Advantages from Augmented Analytics
Currently, drawing insights from data remains a huge challenge for businesses. That is why almost all companies must invest in augmented analytics – it speeds up a time to value, makes the search easier, visualization faster, and data literacy more accessible across the organization.
From large enterprises looking to reduce their analytics load on their teams to a bank identifying the right age group to target for wealth management services, or from an e-commerce company detecting out-of-stock events automatically to a digital publishing house adapting to the order/relevance of news in their magazine based on user behaviors, the use cases for analytics are broad.
Key attributes of Augmented Analytics
Data preparation
The first big challenge that it solves is reducing the process that data analysts need to do repetitively every time they receive new data sets. Augmented analytics helps decrease the time it takes to clean data through the ETL process. It allows for more time to think about the implications of the data, find patterns and relationships, auto-generated code, create visualizations, and propose recommendations from the insights it derives. It automates not just the process of data preparation but also visualization and analysis.

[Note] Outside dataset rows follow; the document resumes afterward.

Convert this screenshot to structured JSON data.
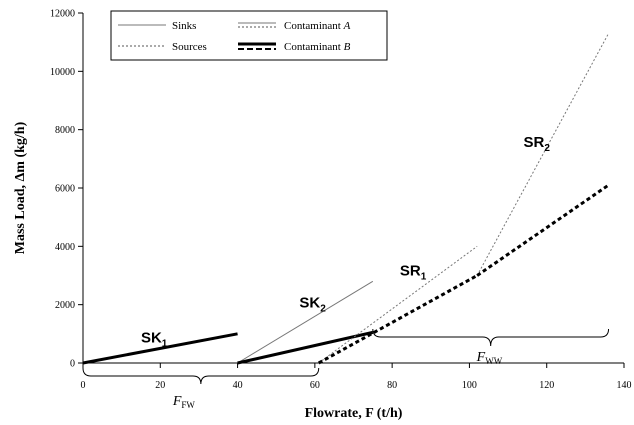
{
  "chart_data": {
    "type": "line",
    "xlabel": "Flowrate, F (t/h)",
    "ylabel": "Mass Load, Δm (kg/h)",
    "xlim": [
      0,
      140
    ],
    "ylim": [
      0,
      12000
    ],
    "x_ticks": [
      "0",
      "20",
      "40",
      "60",
      "80",
      "100",
      "120",
      "140"
    ],
    "y_ticks": [
      "0",
      "2000",
      "4000",
      "6000",
      "8000",
      "10000",
      "12000"
    ],
    "grid": false,
    "legend": {
      "placement": "top-left",
      "entries": [
        {
          "label": "Sinks",
          "style": "solid-thin"
        },
        {
          "label": "Sources",
          "style": "dotted-thin"
        },
        {
          "label": "Contaminant A",
          "style": "thin"
        },
        {
          "label": "Contaminant B",
          "style": "thick"
        }
      ]
    },
    "series": [
      {
        "name": "SK1",
        "kind": "sink",
        "contaminant": "B",
        "x": [
          0,
          40
        ],
        "y": [
          0,
          1000
        ]
      },
      {
        "name": "SK2",
        "kind": "sink",
        "contaminant": "A",
        "x": [
          40,
          75
        ],
        "y": [
          0,
          2800
        ]
      },
      {
        "name": "SK2",
        "kind": "sink",
        "contaminant": "B",
        "x": [
          40,
          75
        ],
        "y": [
          0,
          1050
        ]
      },
      {
        "name": "SR1",
        "kind": "source",
        "contaminant": "A",
        "x": [
          61,
          102
        ],
        "y": [
          0,
          4000
        ]
      },
      {
        "name": "SR1",
        "kind": "source",
        "contaminant": "B",
        "x": [
          61,
          102
        ],
        "y": [
          0,
          3000
        ]
      },
      {
        "name": "SR2",
        "kind": "source",
        "contaminant": "A",
        "x": [
          102,
          136
        ],
        "y": [
          3000,
          11300
        ]
      },
      {
        "name": "SR2",
        "kind": "source",
        "contaminant": "B",
        "x": [
          102,
          136
        ],
        "y": [
          3000,
          6100
        ]
      }
    ],
    "annotations": [
      {
        "text": "SK",
        "sub": "1",
        "at_x": 15,
        "at_y": 700
      },
      {
        "text": "SK",
        "sub": "2",
        "at_x": 56,
        "at_y": 1900
      },
      {
        "text": "SR",
        "sub": "1",
        "at_x": 82,
        "at_y": 3000
      },
      {
        "text": "SR",
        "sub": "2",
        "at_x": 114,
        "at_y": 7400
      }
    ],
    "braces": [
      {
        "label": "F",
        "sub": "FW",
        "x_range": [
          0,
          61
        ]
      },
      {
        "label": "F",
        "sub": "WW",
        "x_range": [
          75,
          136
        ]
      }
    ]
  }
}
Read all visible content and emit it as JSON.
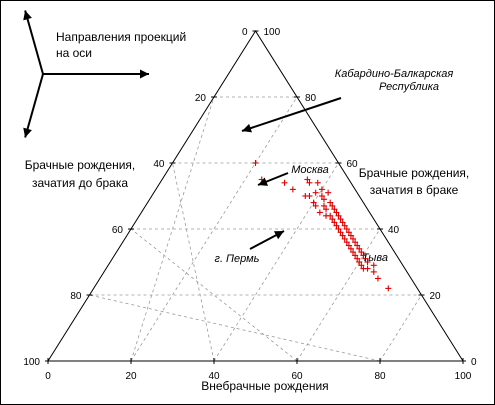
{
  "chart_data": {
    "type": "ternary",
    "legend_label": "Направления проекций на оси",
    "left_axis_label": [
      "Брачные рождения,",
      "зачатия до брака"
    ],
    "right_axis_label": [
      "Брачные рождения,",
      "зачатия в браке"
    ],
    "bottom_axis_label": "Внебрачные рождения",
    "left_ticks": [
      "0",
      "20",
      "40",
      "60",
      "80",
      "100"
    ],
    "right_ticks": [
      "100",
      "80",
      "60",
      "40",
      "20",
      "0"
    ],
    "bottom_ticks": [
      "0",
      "20",
      "40",
      "60",
      "80",
      "100"
    ],
    "annotations": [
      {
        "label": "Кабардино-Балкарская\nРеспублика",
        "a": 20,
        "b": 60,
        "c": 20
      },
      {
        "label": "Москва",
        "a": 38,
        "b": 46,
        "c": 16
      },
      {
        "label": "г. Пермь",
        "a": 59,
        "b": 33,
        "c": 8
      },
      {
        "label": "Тыва",
        "a": 71,
        "b": 22,
        "c": 7
      }
    ],
    "points": [
      [
        20,
        60,
        20
      ],
      [
        24,
        55,
        21
      ],
      [
        30,
        54,
        16
      ],
      [
        33,
        52,
        15
      ],
      [
        35,
        55,
        10
      ],
      [
        36,
        54,
        10
      ],
      [
        37,
        50,
        13
      ],
      [
        38,
        50,
        12
      ],
      [
        38,
        54,
        8
      ],
      [
        39,
        51,
        10
      ],
      [
        40,
        52,
        8
      ],
      [
        40,
        48,
        12
      ],
      [
        41,
        50,
        9
      ],
      [
        41,
        47,
        12
      ],
      [
        42,
        49,
        9
      ],
      [
        42,
        51,
        7
      ],
      [
        43,
        47,
        10
      ],
      [
        43,
        45,
        12
      ],
      [
        44,
        48,
        8
      ],
      [
        44,
        46,
        10
      ],
      [
        45,
        47,
        8
      ],
      [
        45,
        44,
        11
      ],
      [
        46,
        46,
        8
      ],
      [
        46,
        44,
        10
      ],
      [
        47,
        45,
        8
      ],
      [
        47,
        43,
        10
      ],
      [
        48,
        44,
        8
      ],
      [
        48,
        42,
        10
      ],
      [
        49,
        43,
        8
      ],
      [
        49,
        41,
        10
      ],
      [
        50,
        42,
        8
      ],
      [
        50,
        40,
        10
      ],
      [
        51,
        41,
        8
      ],
      [
        51,
        39,
        10
      ],
      [
        52,
        40,
        8
      ],
      [
        52,
        38,
        10
      ],
      [
        53,
        39,
        8
      ],
      [
        53,
        37,
        10
      ],
      [
        54,
        38,
        8
      ],
      [
        54,
        36,
        10
      ],
      [
        55,
        37,
        8
      ],
      [
        55,
        35,
        10
      ],
      [
        56,
        36,
        8
      ],
      [
        56,
        34,
        10
      ],
      [
        57,
        35,
        8
      ],
      [
        57,
        33,
        10
      ],
      [
        58,
        34,
        8
      ],
      [
        58,
        32,
        10
      ],
      [
        59,
        33,
        8
      ],
      [
        59,
        31,
        10
      ],
      [
        60,
        32,
        8
      ],
      [
        60,
        30,
        10
      ],
      [
        61,
        31,
        8
      ],
      [
        61,
        29,
        10
      ],
      [
        62,
        30,
        8
      ],
      [
        62,
        28,
        10
      ],
      [
        63,
        28,
        9
      ],
      [
        64,
        29,
        7
      ],
      [
        65,
        27,
        8
      ],
      [
        67,
        25,
        8
      ],
      [
        71,
        22,
        7
      ]
    ]
  }
}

For example, Insight Advisor in QlikSense is an intelligent assistant that enhances just about everything you do across the analytics lifecycle. Users can easily create and personalize based on their skill level using Insight Advisor – accelerating and automating the process when it comes to data preparation. This includes association recommendations – combining chart suggestions and different data sources and finding associations and inter-relations between columns.
Contextually-aware insights:
Analytics can now take into account intent and behaviors, in turn creating contextual insights. Based on questions, augmented analytics presents new ways of looking at data and identifies patterns and insights companies might have missed entirely otherwise, thereby enhancing human intellect and transforming the way you use analytics. Highlighting the most relevant hidden insights is a compelling capability.

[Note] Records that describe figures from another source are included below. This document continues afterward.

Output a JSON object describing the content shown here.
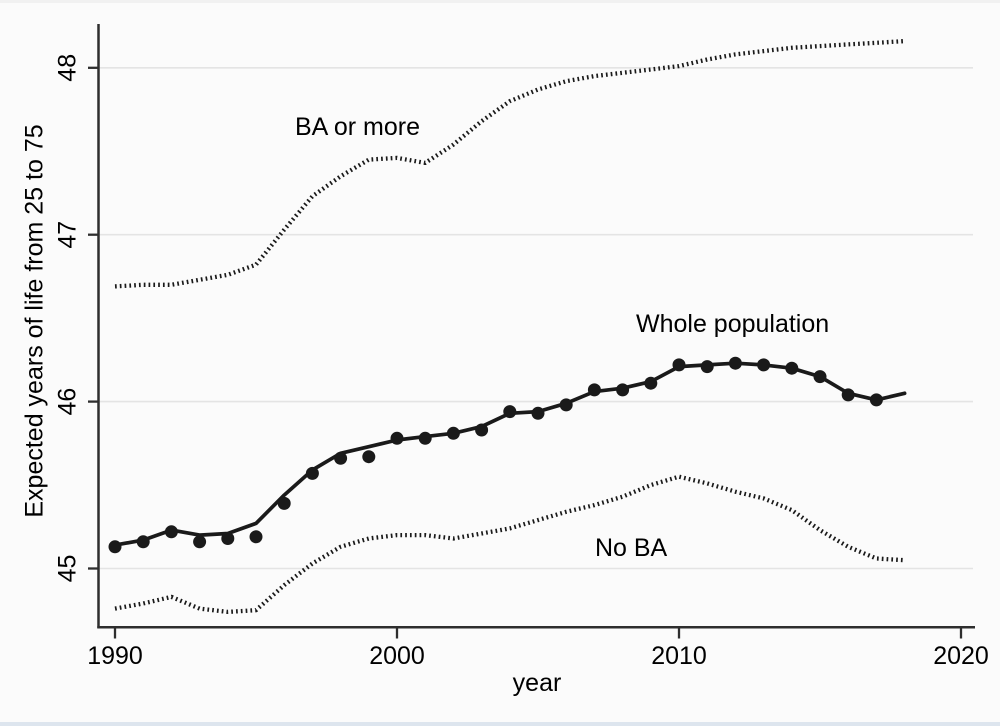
{
  "chart_data": {
    "type": "line",
    "title": "",
    "xlabel": "year",
    "ylabel": "Expected years of life from 25 to 75",
    "x": [
      1990,
      1991,
      1992,
      1993,
      1994,
      1995,
      1996,
      1997,
      1998,
      1999,
      2000,
      2001,
      2002,
      2003,
      2004,
      2005,
      2006,
      2007,
      2008,
      2009,
      2010,
      2011,
      2012,
      2013,
      2014,
      2015,
      2016,
      2017,
      2018
    ],
    "series": [
      {
        "name": "BA or more",
        "style": "dotted",
        "values": [
          46.69,
          46.7,
          46.7,
          46.73,
          46.76,
          46.82,
          47.03,
          47.23,
          47.35,
          47.45,
          47.46,
          47.43,
          47.54,
          47.68,
          47.8,
          47.87,
          47.92,
          47.95,
          47.97,
          47.99,
          48.01,
          48.05,
          48.08,
          48.1,
          48.12,
          48.13,
          48.14,
          48.15,
          48.16
        ]
      },
      {
        "name": "Whole population (fitted line)",
        "style": "solid",
        "values": [
          45.14,
          45.17,
          45.23,
          45.2,
          45.21,
          45.27,
          45.44,
          45.59,
          45.69,
          45.73,
          45.77,
          45.79,
          45.81,
          45.85,
          45.93,
          45.94,
          45.99,
          46.06,
          46.08,
          46.12,
          46.21,
          46.22,
          46.23,
          46.22,
          46.2,
          46.15,
          46.05,
          46.01,
          46.05
        ]
      },
      {
        "name": "Whole population (data points)",
        "style": "scatter",
        "values": [
          45.13,
          45.16,
          45.22,
          45.16,
          45.18,
          45.19,
          45.39,
          45.57,
          45.66,
          45.67,
          45.78,
          45.78,
          45.81,
          45.83,
          45.94,
          45.93,
          45.98,
          46.07,
          46.07,
          46.11,
          46.22,
          46.21,
          46.23,
          46.22,
          46.2,
          46.15,
          46.04,
          46.01
        ]
      },
      {
        "name": "No BA",
        "style": "dotted",
        "values": [
          44.76,
          44.79,
          44.83,
          44.76,
          44.74,
          44.75,
          44.9,
          45.03,
          45.13,
          45.18,
          45.2,
          45.2,
          45.18,
          45.21,
          45.24,
          45.29,
          45.34,
          45.38,
          45.43,
          45.5,
          45.55,
          45.51,
          45.46,
          45.42,
          45.35,
          45.23,
          45.13,
          45.06,
          45.05
        ]
      }
    ],
    "annotations": [
      {
        "text": "BA or more",
        "x": 1998.6,
        "y": 47.65
      },
      {
        "text": "Whole population",
        "x": 2011.9,
        "y": 46.47
      },
      {
        "text": "No BA",
        "x": 2008.3,
        "y": 45.13
      }
    ],
    "x_ticks": [
      1990,
      2000,
      2010,
      2020
    ],
    "y_ticks": [
      45,
      46,
      47,
      48
    ],
    "xlim": [
      1989.4,
      2020.5
    ],
    "ylim": [
      44.65,
      48.3
    ],
    "grid": "horizontal",
    "legend": "none (series labeled directly on plot)",
    "colors": {
      "line": "#1a1a1a",
      "grid": "#e4e4e4",
      "axis": "#2e2e2e",
      "text": "#000000",
      "background": "#fbfbfb",
      "footer_strip": "#dde5ee"
    }
  }
}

For example, augmented intelligence and business intelligence consulting can help users manage the selection state (context) at the exploratory process step. It understands data values associated with or unrelated to that context, resulting in powerful context-aware and relevant suggestions.
Enablement of citizen data scientists:
Augmented analytics can relieve a company’s dependence on data scientists by democratizing data analytics and automating insight generation through ML/AI to convert insights into actionable steps – making analytics accessible to everyone.
As per Gartner, augmented analytics is the future of data analytics. It moves businesses closer than ever to that vision of “democratized analytics” because it will be easier, economical, and better.
Final Thoughts
Augmented analytics is apt for visualizing, communicating, and analyzing data as well as proposing actions. Shortly, augmented analytics will ascend to having an inherently social component. It will link analysis once insights have been identified and connect team members within the company to those findings. We will see augmented analytics systems become a more powerful productivity tool and an efficiency amplifier in the future.